Updated 30/4/21 and 4//4/22
“Streamlined energy and carbon reporting” (SECR) is the term commonly used to describe the regime introduced with the Companies (Directors’ Report) and Limited Liability Partnerships (Energy and Carbon Report) Regulations 2018, Statutory Instrument 1155. This is not a self-contained set of regulations like ESOS; instead it consists of nothing but dozens of amendments to existing company reporting law. In short, undertakings covered by SECR simply need to collate annual total energy and emissions data and give them to their company secretary or accountant for inclusion in the annual report that they already have to prepare.

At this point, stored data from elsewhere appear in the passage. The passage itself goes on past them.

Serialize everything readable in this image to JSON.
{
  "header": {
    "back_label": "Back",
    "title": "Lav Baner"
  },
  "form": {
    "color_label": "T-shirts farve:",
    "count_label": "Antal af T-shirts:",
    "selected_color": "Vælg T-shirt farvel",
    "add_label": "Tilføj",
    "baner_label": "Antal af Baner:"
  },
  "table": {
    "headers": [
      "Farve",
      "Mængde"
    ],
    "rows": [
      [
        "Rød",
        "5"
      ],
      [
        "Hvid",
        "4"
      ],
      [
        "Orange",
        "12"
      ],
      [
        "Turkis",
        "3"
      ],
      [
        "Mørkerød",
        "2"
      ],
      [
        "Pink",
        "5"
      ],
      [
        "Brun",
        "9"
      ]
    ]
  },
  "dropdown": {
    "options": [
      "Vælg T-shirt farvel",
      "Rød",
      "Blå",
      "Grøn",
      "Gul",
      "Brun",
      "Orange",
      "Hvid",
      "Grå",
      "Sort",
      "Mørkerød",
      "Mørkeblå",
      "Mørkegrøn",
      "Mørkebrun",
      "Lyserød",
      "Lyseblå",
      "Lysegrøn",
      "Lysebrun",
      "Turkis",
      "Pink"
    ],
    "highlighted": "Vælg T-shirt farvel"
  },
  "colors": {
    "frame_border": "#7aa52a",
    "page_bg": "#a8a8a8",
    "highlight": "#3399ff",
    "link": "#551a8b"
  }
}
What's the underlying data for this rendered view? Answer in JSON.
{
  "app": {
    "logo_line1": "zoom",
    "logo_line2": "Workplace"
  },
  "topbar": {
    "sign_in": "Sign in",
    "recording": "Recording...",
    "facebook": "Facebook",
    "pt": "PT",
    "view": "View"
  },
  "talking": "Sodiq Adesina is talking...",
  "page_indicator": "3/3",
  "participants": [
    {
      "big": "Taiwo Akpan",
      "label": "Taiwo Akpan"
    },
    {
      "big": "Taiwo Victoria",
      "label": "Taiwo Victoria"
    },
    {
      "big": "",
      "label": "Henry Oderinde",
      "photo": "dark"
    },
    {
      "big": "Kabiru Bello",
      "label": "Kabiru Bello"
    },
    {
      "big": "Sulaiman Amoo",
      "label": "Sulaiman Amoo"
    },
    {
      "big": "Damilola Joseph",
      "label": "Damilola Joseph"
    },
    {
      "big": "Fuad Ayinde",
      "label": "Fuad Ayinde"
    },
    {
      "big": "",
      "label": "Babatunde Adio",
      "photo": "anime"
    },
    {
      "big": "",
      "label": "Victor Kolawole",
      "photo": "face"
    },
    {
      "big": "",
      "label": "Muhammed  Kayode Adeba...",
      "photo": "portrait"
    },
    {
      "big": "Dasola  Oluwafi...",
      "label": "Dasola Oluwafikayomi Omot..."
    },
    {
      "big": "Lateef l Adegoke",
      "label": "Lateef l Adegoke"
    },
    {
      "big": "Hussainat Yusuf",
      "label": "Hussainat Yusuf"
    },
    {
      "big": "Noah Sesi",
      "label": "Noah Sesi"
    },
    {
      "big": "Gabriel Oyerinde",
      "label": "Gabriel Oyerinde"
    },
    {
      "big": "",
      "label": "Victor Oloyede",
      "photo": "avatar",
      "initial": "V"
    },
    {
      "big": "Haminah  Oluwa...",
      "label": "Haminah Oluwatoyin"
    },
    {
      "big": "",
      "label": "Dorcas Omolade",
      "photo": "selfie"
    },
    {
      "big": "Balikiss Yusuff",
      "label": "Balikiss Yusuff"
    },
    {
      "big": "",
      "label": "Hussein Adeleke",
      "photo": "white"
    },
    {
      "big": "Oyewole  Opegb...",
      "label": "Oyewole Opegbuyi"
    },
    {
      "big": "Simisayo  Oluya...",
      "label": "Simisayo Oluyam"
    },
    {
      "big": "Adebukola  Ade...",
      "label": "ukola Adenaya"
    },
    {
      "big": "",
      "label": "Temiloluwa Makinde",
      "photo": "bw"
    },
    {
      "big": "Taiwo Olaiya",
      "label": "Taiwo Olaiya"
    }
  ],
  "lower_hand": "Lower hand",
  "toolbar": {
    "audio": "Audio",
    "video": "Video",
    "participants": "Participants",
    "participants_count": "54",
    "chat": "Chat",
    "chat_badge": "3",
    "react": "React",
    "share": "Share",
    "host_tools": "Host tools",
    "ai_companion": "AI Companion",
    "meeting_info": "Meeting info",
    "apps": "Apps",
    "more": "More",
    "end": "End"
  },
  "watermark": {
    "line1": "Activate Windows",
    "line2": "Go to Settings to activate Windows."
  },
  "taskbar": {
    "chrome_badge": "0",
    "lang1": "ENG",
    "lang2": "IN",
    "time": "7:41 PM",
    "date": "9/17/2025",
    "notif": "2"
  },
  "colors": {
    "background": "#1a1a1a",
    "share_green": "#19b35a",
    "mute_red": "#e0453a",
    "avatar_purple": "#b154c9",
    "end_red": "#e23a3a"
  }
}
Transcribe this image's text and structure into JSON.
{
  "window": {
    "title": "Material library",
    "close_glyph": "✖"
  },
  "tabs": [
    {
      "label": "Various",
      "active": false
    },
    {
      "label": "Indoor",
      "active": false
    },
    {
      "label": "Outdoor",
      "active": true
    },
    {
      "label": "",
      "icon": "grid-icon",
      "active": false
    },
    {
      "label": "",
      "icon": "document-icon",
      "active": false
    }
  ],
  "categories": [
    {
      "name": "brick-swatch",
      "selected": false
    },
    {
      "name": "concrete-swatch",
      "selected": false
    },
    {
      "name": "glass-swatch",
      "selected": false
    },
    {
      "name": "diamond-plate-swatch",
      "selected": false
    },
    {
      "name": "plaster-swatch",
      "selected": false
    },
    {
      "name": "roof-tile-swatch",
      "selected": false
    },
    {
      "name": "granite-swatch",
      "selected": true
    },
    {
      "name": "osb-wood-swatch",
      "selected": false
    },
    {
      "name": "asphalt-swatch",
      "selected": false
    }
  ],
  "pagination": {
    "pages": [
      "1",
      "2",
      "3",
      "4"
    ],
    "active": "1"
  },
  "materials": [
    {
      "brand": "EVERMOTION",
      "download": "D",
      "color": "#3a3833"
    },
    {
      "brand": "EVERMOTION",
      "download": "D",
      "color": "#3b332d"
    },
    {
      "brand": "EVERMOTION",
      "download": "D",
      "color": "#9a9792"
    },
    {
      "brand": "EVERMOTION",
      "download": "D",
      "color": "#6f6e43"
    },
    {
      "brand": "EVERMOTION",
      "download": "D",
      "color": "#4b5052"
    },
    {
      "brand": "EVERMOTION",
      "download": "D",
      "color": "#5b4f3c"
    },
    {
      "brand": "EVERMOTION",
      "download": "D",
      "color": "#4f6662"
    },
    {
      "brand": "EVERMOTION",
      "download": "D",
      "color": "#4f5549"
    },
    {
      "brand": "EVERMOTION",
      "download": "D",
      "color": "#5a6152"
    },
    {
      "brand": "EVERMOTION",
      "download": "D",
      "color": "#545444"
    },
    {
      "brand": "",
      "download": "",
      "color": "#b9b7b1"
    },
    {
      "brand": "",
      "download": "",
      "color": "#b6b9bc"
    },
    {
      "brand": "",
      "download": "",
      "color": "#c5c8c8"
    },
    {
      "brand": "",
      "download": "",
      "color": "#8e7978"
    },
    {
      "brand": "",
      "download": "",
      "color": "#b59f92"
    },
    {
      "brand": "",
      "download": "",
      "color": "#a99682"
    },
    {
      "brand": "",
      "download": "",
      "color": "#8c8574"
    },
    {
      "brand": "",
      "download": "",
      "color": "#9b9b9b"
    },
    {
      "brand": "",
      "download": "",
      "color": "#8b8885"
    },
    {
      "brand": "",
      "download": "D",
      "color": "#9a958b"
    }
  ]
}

As this is an extension of financial reporting, compliance will be policed by the Financial Reporting Council, and not, as one might have thought, by the Environment Agency. The good news is that in terms of accuracy and completeness, your SECR reports need only be free of material misstatements, and according to the Government’s published guidance it is fine for a company to omit 2-5% of its energy or emissions if it considers them not to be material in the grand scheme of things.
Who is affected?
SECR applies to all quoted companies, and to unquoted companies and limited liability partnerships (LLP) which meet two of the following three criteria:
- At least 250 employees;
- £36 million annual turnover or more
- Balance sheet of £18 million or more
This is not quite the same as the ESOS regulations, in which an undertaking would be obliged to participate if it met criterion (1) alone.
Undertakings which consumed less than 40,000 kWh in the year being reported do not have to report their actual figures but must still state that they fell below that threshold.
It is fine for a company to omit 2-5% of its energy or emissions if it considers them not to be material
Group reports should include the figures for all subsidiaries apart from those that would be exempt. Under these circumstances a subsidiary need not report its own figures although, of course, it will still need to collate the data for group use.
What must be reported?
The requirement covers energy use and greenhouse gas emissions arising from all use of electricity, gas, and transport fuels. Incidentally the definition of “gas” is not limited to natural gas, but refers to any gaseous fuel so it even includes hydrogen. The inclusion of electricity on an equal footing with other energy sources means that SECR differs from emissions reporting, in which fuels and pirchased electricity are considered under different ‘scopes’. Somewhat bizarrely liquid and solid fuels do not have to be accounted for, unlike in CRC (which SECR supposedly replaces) ESOS and EUETS. Bought-in heat, steam and cooling are included but not compressed air.
Quoted companies must report global figures, but LLPs and unquoted companies only have to declare UK consumption and emissions.
In the main, therefore, any undertaking that already keeps even very basic monthly fuel and electricity consumption records for its fixed assets will have no trouble collating the necessary energy data. Transport fuel, of course, is a different issue. As many an ESOS participant has found, transport fuel data are disproportionately hard to collect relative to its importance in the mix. Luckily, if you can reasonably assert that your transport energy and emissions are not material to the overall picture, you can just leave them out.
My advice would therefore be to look first at transport fuels, decide whether they are material, and if so put resources into capturing the data or estimating the figures.
SECR requires emissions to be reported as well as energy consumptions. The necessary factors are published by the government and undertakings would be well advised to set up a methodical procedure for carrying out the calculations, because they must include details of their methodology alongside the data that they report.
Undertakings must report intensity metrics, of which an example would be kWh per unit of saleable product output. The idea is that stakeholders will be able to see, once a year, what progress the company is making in energy efficiency. This is actually a somewhat naïve and fanciful aim, given all the ways that such simple ratios can be distorted by external factors nothing to do with energy performance. Even more implausible is the idea of making ‘benchmarking’ comparisons between enterprises, but that is the government’s stated objective.
Companies are entitled not to report intensity metrics if, in their opinion, it would be prejudicial to their interests to do so. For example it might entail disclosing sensitive information about their sales volume. One option is to quote a metric based on financial turnover (which is already disclosed anyway). This may not be meaningful, but then neither is anything else they might report.
Finally, annual reports must now include descriptions of the principal measures taken to improve energy efficiency during the year in question, if there were any.
What is the compliance deadline?
Energy, emissions, intensity metrics and associated methodologies must be stated in annual reports covering accounting years starting in April 2019 or later, so by now all companies will have had full reporting years covered by the scheme (the last wave was for reporting years ending in February 2021). Actual report submission deadlines fall six months later for public companies, nine for private companies.